Deformation-induced accelerated dynamics in polymer glasses

TL;DR

This study uses molecular dynamics simulations to explore how deformation accelerates segmental dynamics in aging polymer glasses, revealing universal acceleration behavior linked to strain and explaining aging and rejuvenation phenomena.

Contribution

It introduces a detailed analysis of relaxation time distributions under various deformation protocols, uncovering a universal acceleration factor dependent solely on strain.

Findings

Deformation accelerates dynamics by several orders of magnitude.

Mechanical rejuvenation erases aging effects during yield.

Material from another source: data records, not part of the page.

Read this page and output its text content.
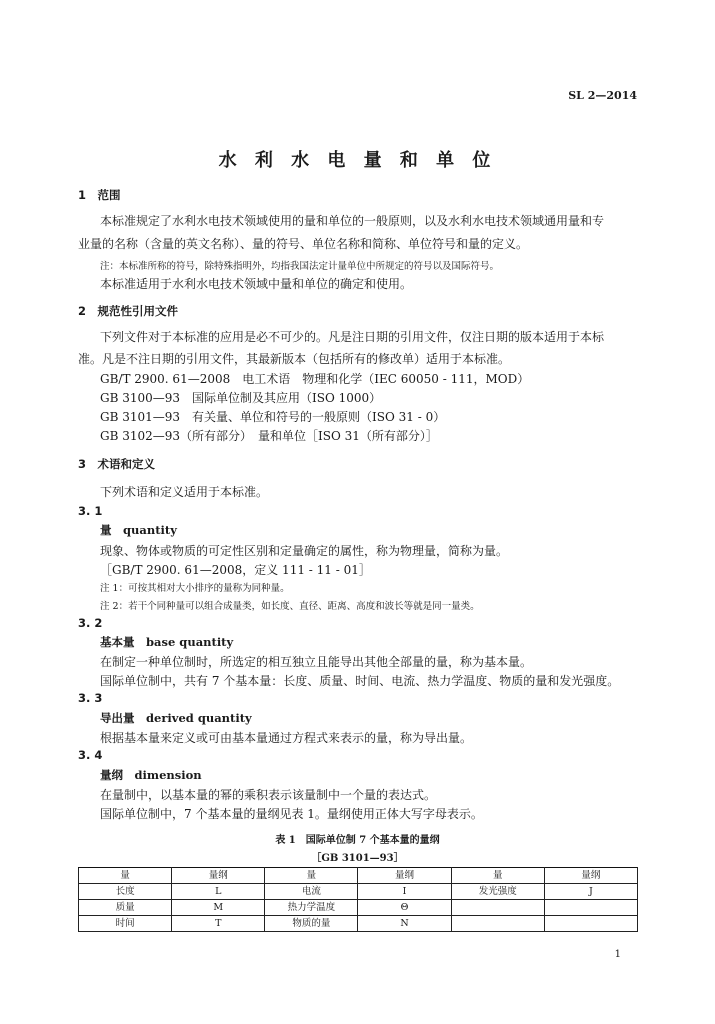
SL 2—2014
水 利 水 电 量 和 单 位
1　范围
本标准规定了水利水电技术领域使用的量和单位的一般原则，以及水利水电技术领域通用量和专
业量的名称（含量的英文名称）、量的符号、单位名称和简称、单位符号和量的定义。
注：本标准所称的符号，除特殊指明外，均指我国法定计量单位中所规定的符号以及国际符号。
本标准适用于水利水电技术领域中量和单位的确定和使用。
2　规范性引用文件
下列文件对于本标准的应用是必不可少的。凡是注日期的引用文件，仅注日期的版本适用于本标
准。凡是不注日期的引用文件，其最新版本（包括所有的修改单）适用于本标准。
GB/T 2900. 61—2008　电工术语　物理和化学（IEC 60050 - 111，MOD）
GB 3100—93　国际单位制及其应用（ISO 1000）
GB 3101—93　有关量、单位和符号的一般原则（ISO 31 - 0）
GB 3102—93（所有部分）　量和单位［ISO 31（所有部分）］
3　术语和定义
下列术语和定义适用于本标准。
3. 1
量　quantity
现象、物体或物质的可定性区别和定量确定的属性，称为物理量，简称为量。
［GB/T 2900. 61—2008，定义 111 - 11 - 01］
注 1：可按其相对大小排序的量称为同种量。
注 2：若干个同种量可以组合成量类，如长度、直径、距离、高度和波长等就是同一量类。
3. 2
基本量　base quantity
在制定一种单位制时，所选定的相互独立且能导出其他全部量的量，称为基本量。
国际单位制中，共有 7 个基本量：长度、质量、时间、电流、热力学温度、物质的量和发光强度。
3. 3
导出量　derived quantity
根据基本量来定义或可由基本量通过方程式来表示的量，称为导出量。
3. 4
量纲　dimension
在量制中，以基本量的幂的乘积表示该量制中一个量的表达式。
国际单位制中，7 个基本量的量纲见表 1。量纲使用正体大写字母表示。
表 1　国际单位制 7 个基本量的量纲
［GB 3101—93］
量	量纲	量	量纲	量	量纲
长度	L	电流	I	发光强度	J
质量	M	热力学温度	Θ		
时间	T	物质的量	N		
1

Relaxation time distributions can be universally scaled by strain.

Abstract

Molecular dynamics simulations are used to investigate the effects of deformation on the segmental dynamics in an aging polymer glass. Individual particle trajectories are decomposed into a series of discontinuous hops, from which we obtain the full distribution of relaxation times and displacements under three deformation protocols: step stress (creep), step strain, and constant strain rate deformation. As in experiments, the dynamics can be accelerated by several orders of magnitude during deformation, and the history dependence is entirely erased during yield (mechanical rejuvenation). Aging can be explained as a result of the long tails in the relaxation time distribution of the glass, and similarly, mechanical rejuvenation is understood through the observed narrowing of this distribution during yield. Although the relaxation time distributions under deformation are highly protocol specific, in each case they may be described by a universal acceleration factor that depends only on the strain.